Of course, something unkillable* with a low chance of spreading, given numerous opportunities to try to spread, will eventually succeed.

* = HIV viruses themselves aren't technically unkillable, but the body never seems to win the war against them when there are many - unless you're immune to it.

There ARE people who have partial or seemingly full immunity to HIV. The same mutation which provides that also protects against smallpox and the black plague, but seems to increase susceptibility to West Nile virus.

Will there be deliberate disease warfare (firing diseased corpses into cities, giving someone smallpox-infected blankets, genetically engineering a superbug?)?

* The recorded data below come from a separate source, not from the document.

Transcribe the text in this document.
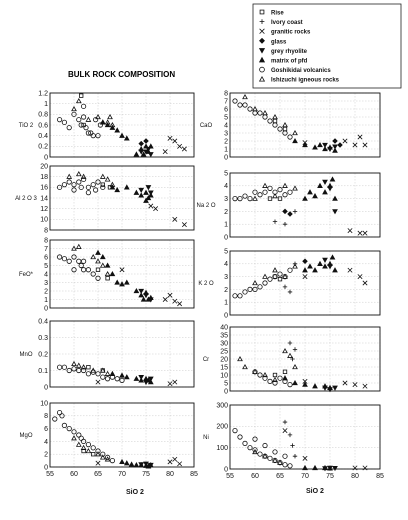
BULK ROCK COMPOSITION
Rise
Ivory coast
granitic rocks
glass
grey rhyolite
matrix of pfd
Goshikidai volcanics
Ishizuchi igneous rocks
0
0.2
0.4
0.6
0.8
1
1.2
TiO 2
8
10
12
14
16
18
20
Al 2 O 3
0
1
2
3
4
5
6
7
8
FeO*
0
0.1
0.2
0.3
0.4
MnO
0
2
4
6
8
10
MgO
55 60 65 70 75 80 85
0
1
2
3
4
5
6
7
8
CaO
0
1
2
3
4
5
Na 2 O
0
1
2
3
4
5
K 2 O
0
5
10
15
20
25
30
35
40
Cr
0
100
200
300
Ni
55 60 65 70 75 80 85
SiO 2	SiO 2
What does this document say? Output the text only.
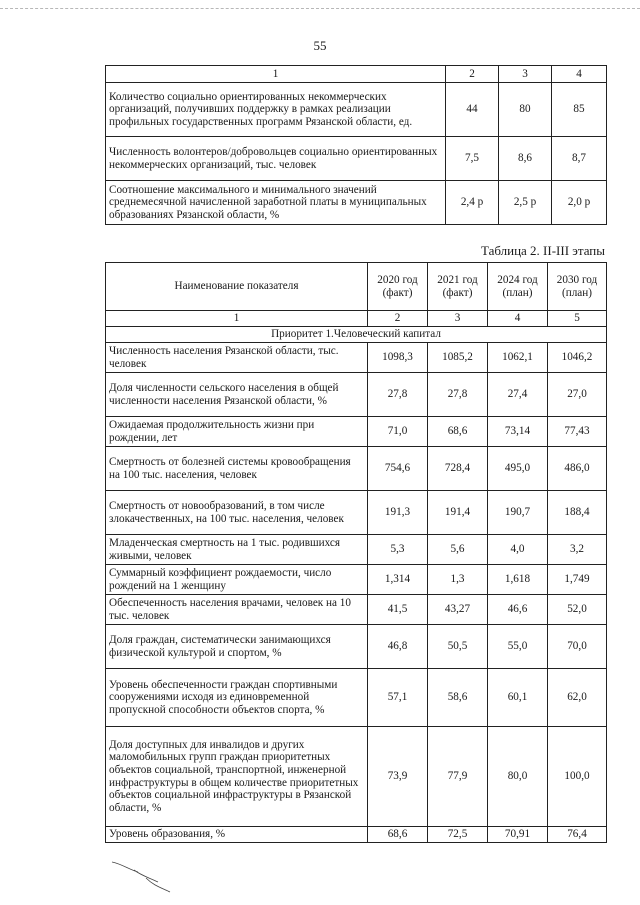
55
1	2	3	4
Количество социально ориентированных некоммерческих организаций, получивших поддержку в рамках реализации профильных государственных программ Рязанской области, ед.	44	80	85
Численность волонтеров/добровольцев социально ориентированных некоммерческих организаций, тыс. человек	7,5	8,6	8,7
Соотношение максимального и минимального значений среднемесячной начисленной заработной платы в муниципальных образованиях Рязанской области, %	2,4 р	2,5 р	2,0 р
Таблица 2. II-III этапы
Наименование показателя	2020 год (факт)	2021 год (факт)	2024 год (план)	2030 год (план)
1	2	3	4	5
Приоритет 1.Человеческий капитал				
Численность населения Рязанской области, тыс. человек	1098,3	1085,2	1062,1	1046,2
Доля численности сельского населения в общей численности населения Рязанской области, %	27,8	27,8	27,4	27,0
Ожидаемая продолжительность жизни при рождении, лет	71,0	68,6	73,14	77,43
Смертность от болезней системы кровообращения на 100 тыс. населения, человек	754,6	728,4	495,0	486,0
Смертность от новообразований, в том числе злокачественных, на 100 тыс. населения, человек	191,3	191,4	190,7	188,4
Младенческая смертность на 1 тыс. родившихся живыми, человек	5,3	5,6	4,0	3,2
Суммарный коэффициент рождаемости, число рождений на 1 женщину	1,314	1,3	1,618	1,749
Обеспеченность населения врачами, человек на 10 тыс. человек	41,5	43,27	46,6	52,0
Доля граждан, систематически занимающихся физической культурой и спортом, %	46,8	50,5	55,0	70,0
Уровень обеспеченности граждан спортивными сооружениями исходя из единовременной пропускной способности объектов спорта, %	57,1	58,6	60,1	62,0
Доля доступных для инвалидов и других маломобильных групп граждан приоритетных объектов социальной, транспортной, инженерной инфраструктуры в общем количестве приоритетных объектов социальной инфраструктуры в Рязанской области, %	73,9	77,9	80,0	100,0
Уровень образования, %	68,6	72,5	70,91	76,4
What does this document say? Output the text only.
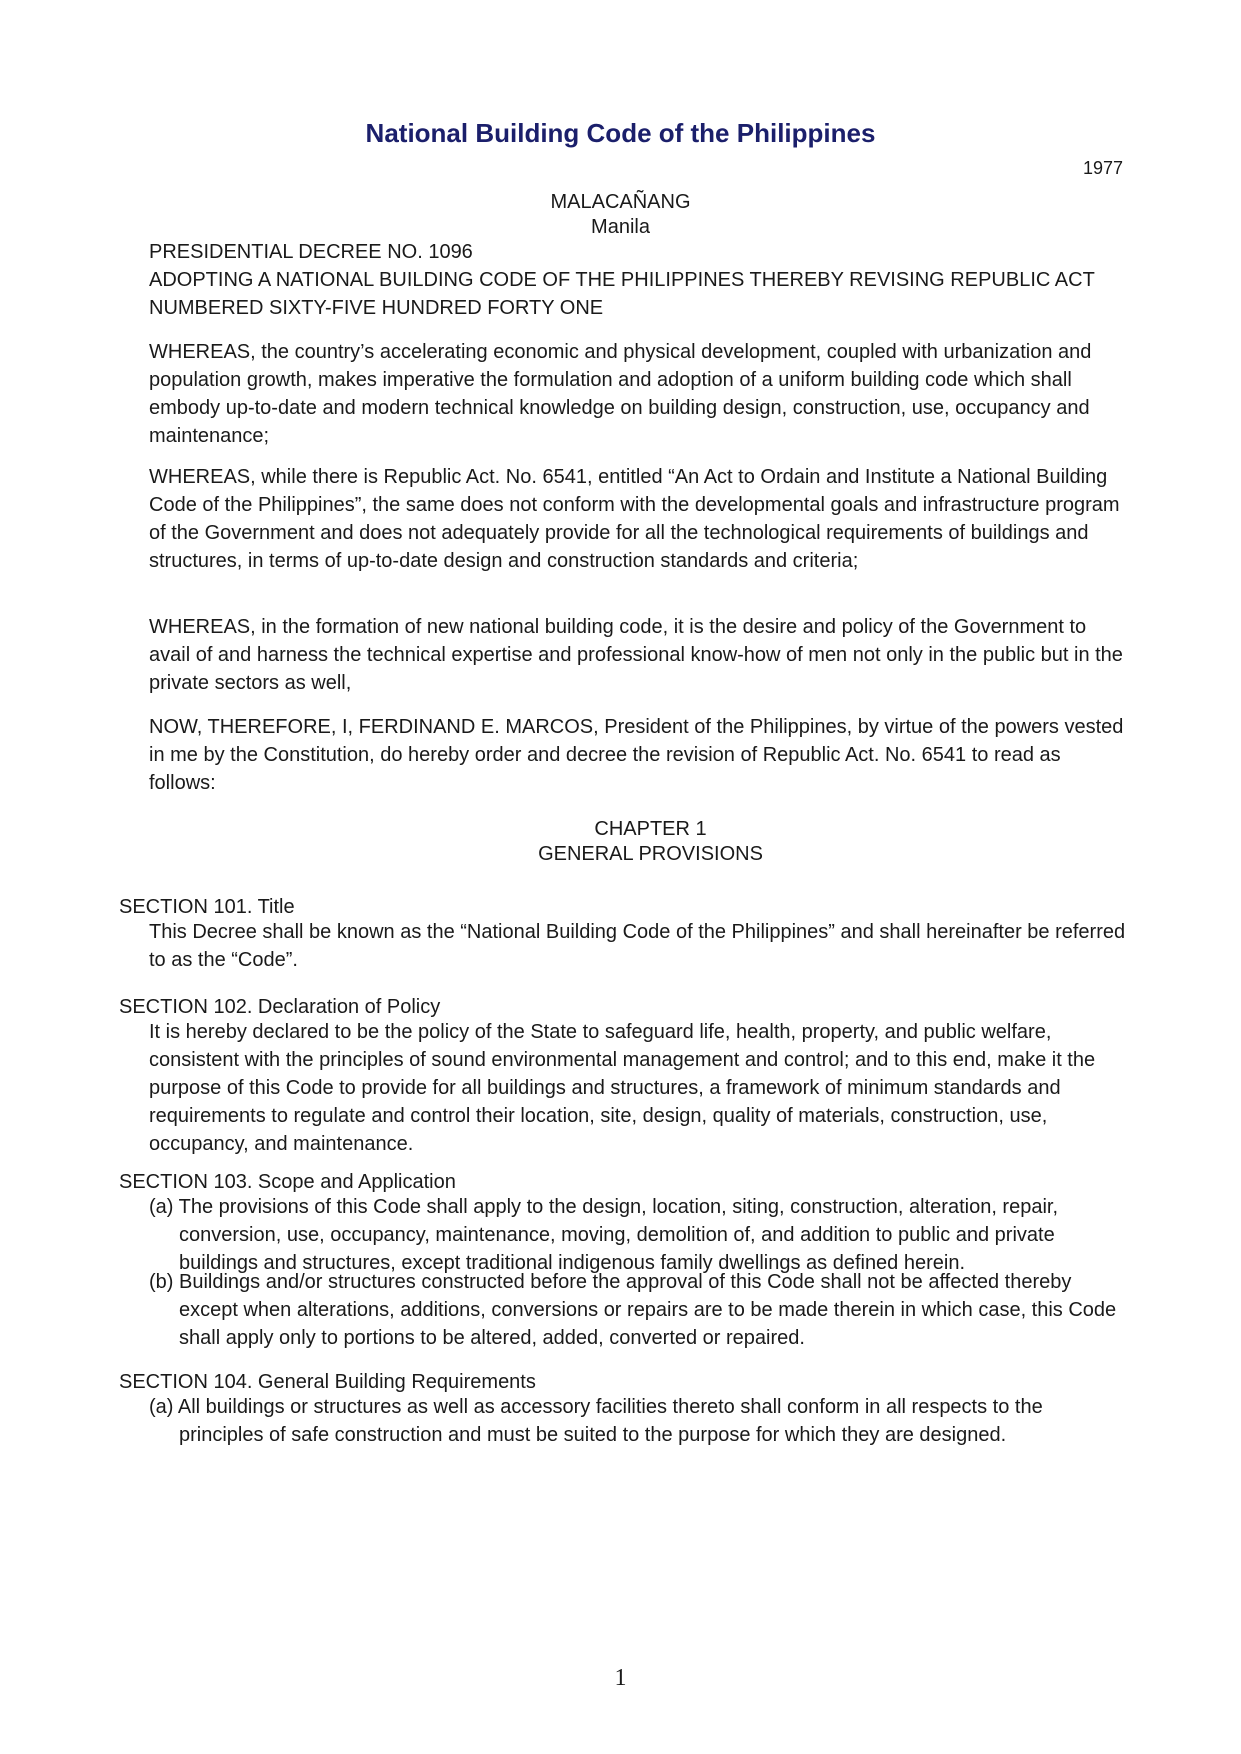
National Building Code of the Philippines
1977
MALACAÑANG
Manila

PRESIDENTIAL DECREE NO. 1096

ADOPTING A NATIONAL BUILDING CODE OF THE PHILIPPINES THEREBY REVISING REPUBLIC ACT

NUMBERED SIXTY-FIVE HUNDRED FORTY ONE

WHEREAS, the country’s accelerating economic and physical development, coupled with urbanization and population growth, makes imperative the formulation and adoption of a uniform building code which shall embody up-to-date and modern technical knowledge on building design, construction, use, occupancy and maintenance;
WHEREAS, while there is Republic Act. No. 6541, entitled “An Act to Ordain and Institute a National Building Code of the Philippines”, the same does not conform with the developmental goals and infrastructure program of the Government and does not adequately provide for all the technological requirements of buildings and structures, in terms of up-to-date design and construction standards and criteria;
WHEREAS, in the formation of new national building code, it is the desire and policy of the Government to avail of and harness the technical expertise and professional know-how of men not only in the public but in the private sectors as well,
NOW, THEREFORE, I, FERDINAND E. MARCOS, President of the Philippines, by virtue of the powers vested in me by the Constitution, do hereby order and decree the revision of Republic Act. No. 6541 to read as follows:
CHAPTER 1
GENERAL PROVISIONS
SECTION 101. Title
This Decree shall be known as the “National Building Code of the Philippines” and shall hereinafter be referred to as the “Code”.
SECTION 102. Declaration of Policy
It is hereby declared to be the policy of the State to safeguard life, health, property, and public welfare, consistent with the principles of sound environmental management and control; and to this end, make it the purpose of this Code to provide for all buildings and structures, a framework of minimum standards and requirements to regulate and control their location, site, design, quality of materials, construction, use, occupancy, and maintenance.
SECTION 103. Scope and Application
(a) The provisions of this Code shall apply to the design, location, siting, construction, alteration, repair, conversion, use, occupancy, maintenance, moving, demolition of, and addition to public and private buildings and structures, except traditional indigenous family dwellings as defined herein.
(b) Buildings and/or structures constructed before the approval of this Code shall not be affected thereby except when alterations, additions, conversions or repairs are to be made therein in which case, this Code shall apply only to portions to be altered, added, converted or repaired.
SECTION 104. General Building Requirements
(a) All buildings or structures as well as accessory facilities thereto shall conform in all respects to the principles of safe construction and must be suited to the purpose for which they are designed.
1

One more thing to say: I'd like to caution that there needs to be safeguards against a deadly disease infecting an entire continent and never going away (due to having spread so much that when one city gets over the disease, it is immediately reinfected). In my own experiments with simple(ish) disease simulation in the past (Mostly in a low-population MMO-like setting, with around 100 active characters and around 5-20 on at any given time, but letting rat NPCs be infected and spread it as well), these things stood out:

1. Temporary immunity is ineffective at ending a disease. If the disease spreads to the entire population, someone will be reinfected very quickly after their immunity ends.
2. A disease with an incubation periods of just a couple days, with no symptoms during the incubation period, which can still spread during the incubation period, will spread VERY rapidly, and quarantining will not stop it. Of course this will be more dramatic in more modernized areas, since a disease cannot spread from england to china in a week if it takes months for anyone to travel between them.
3. Having, say, 10% of the population be immune will not stop a disease from spreading. It just means that these 10% will be OK while everyone else is suffering from the disease.
4. To design a virtual disease which ends without technological cures, and without a global off switch, requires that people become immune to the disease after being infected once or twice and that the disease does not kill, or that some people are immune to begin with and the non-immune all die off (which would basically cause the collapse of entire civilizations).
5. It is very easy for a simulated disease to spread far more effectively than you expected. For example, one which would spread to the entire world and plague everyone forever could have a: 100% chance of infection on contact, no adaptive immunity for victims, does not kill victims, has an incubation period, spreads during the incubation period, and there is no permanent cure. But you could even lower the infection chance to 10% and it would still do it. You could remove the incubation period, and it would still spread before people realize they're in danger. And if you made it deadly, allowing adaptive immunity would do nothing to stop it, as people would be dead or crippled before they could become immune.

Also, I don't think medicine should be a magic bullet to stop all disease. We have quite a lot of diseases in the real world still, and many of them, like HIV, rapidly adapt to become immune to the drugs used to fight them (This is why people are given drug cocktails, since it's less likely that one of the viruses will evolve immunity to all the drugs at the same time).
 
Uh oh, native american civilizations, watch out
 
Tenochtitlan was a pretty large city in 1400. :p
 
thanks, I'm gonna try it.
However I have a feeling that plagues will spread too slowly. I want to compress the disasters into no more than 10 turns per civ and spread fast from civ to civ.

it was indeed useful for adding icons, but as for plagues, I wasn't impressed. They were "founded" on tech discovery like religions and even have a holy city! :crazyeye:
I'm sticking with my model
 
Plague, at least to the level of CIV3 is very necessary. Yay RHYE!!!